Hi and welcome! It's always comforting to see people come on here to learn, instead of just jumping to their own conclusions!
 
Wow, thanks everyone for the warm replies. It really means a lot. I'm looking forward to getting to know you all more and as @Alexej recommended, reading some of the older threads, too.

A quick question. If I find something I want to ask about or comment on in the older threads, what is your policy on reviving dormant docs? Thanks!
 
The thing about those of us on the spectrum is we are as different individually as those who are not on the spectrum. Put two of us in a room and we are as likely to get along as any two people not on the spectrum (i.e. you roll the dice and hope). There is nothing akin to one size fits all.
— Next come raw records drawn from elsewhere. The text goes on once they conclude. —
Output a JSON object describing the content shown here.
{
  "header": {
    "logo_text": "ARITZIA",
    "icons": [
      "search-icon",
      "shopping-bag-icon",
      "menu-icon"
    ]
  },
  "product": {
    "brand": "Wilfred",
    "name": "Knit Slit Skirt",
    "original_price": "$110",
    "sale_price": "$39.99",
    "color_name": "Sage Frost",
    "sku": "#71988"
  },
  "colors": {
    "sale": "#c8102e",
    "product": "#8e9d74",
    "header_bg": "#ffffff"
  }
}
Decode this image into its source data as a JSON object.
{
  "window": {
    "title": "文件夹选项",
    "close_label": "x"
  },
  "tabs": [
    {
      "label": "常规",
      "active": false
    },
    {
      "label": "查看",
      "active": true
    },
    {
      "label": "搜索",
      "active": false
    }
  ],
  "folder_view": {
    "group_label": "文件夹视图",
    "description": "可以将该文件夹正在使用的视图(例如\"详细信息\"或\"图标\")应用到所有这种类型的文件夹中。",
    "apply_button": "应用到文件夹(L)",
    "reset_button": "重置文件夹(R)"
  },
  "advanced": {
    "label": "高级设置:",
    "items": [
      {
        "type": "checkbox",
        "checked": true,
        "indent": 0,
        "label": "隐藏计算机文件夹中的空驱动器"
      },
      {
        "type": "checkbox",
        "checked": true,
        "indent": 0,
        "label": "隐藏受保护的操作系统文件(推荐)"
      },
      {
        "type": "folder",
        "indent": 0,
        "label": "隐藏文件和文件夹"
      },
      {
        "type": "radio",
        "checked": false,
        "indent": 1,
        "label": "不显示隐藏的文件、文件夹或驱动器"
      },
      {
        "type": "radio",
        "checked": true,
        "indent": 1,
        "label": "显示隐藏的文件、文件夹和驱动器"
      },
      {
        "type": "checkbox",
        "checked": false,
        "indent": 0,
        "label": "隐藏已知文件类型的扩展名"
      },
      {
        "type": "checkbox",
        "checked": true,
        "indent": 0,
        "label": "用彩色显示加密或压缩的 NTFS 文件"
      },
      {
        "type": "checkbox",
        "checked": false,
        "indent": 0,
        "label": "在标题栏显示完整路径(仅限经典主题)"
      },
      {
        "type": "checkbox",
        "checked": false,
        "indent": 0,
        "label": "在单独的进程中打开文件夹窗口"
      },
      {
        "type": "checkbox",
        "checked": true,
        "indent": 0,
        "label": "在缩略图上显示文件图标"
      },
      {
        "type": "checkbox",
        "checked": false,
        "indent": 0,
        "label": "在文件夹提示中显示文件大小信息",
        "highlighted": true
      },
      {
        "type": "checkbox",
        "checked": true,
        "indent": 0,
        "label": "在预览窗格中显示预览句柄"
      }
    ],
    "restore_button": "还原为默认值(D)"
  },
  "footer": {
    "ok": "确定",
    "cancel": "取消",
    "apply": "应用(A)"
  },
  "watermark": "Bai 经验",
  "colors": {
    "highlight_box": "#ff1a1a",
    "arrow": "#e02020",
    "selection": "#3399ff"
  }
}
We all pick up our likes, dislikes, and traits the same as anyone else: We take on what we like and reject what we have no time or will to engage with on any level.

Being willing to learn more is always a good thing, once you have the interest. Welcome here, and may you find a few answers along the way.

As far as seemingly dormant threads, I have seen some of those resurrected in my time here. You post something in any thread that is not locked by admin and everyone has the ability to see it and respond if they are so moved.
 
Welcome! :)

I will try to help you out to the best of my abilities. It’s great that you’re here to learn, and you might learn some things about yourself too in the process! :)

I hope you enjoy it here. We’re pretty friendly, for the most part.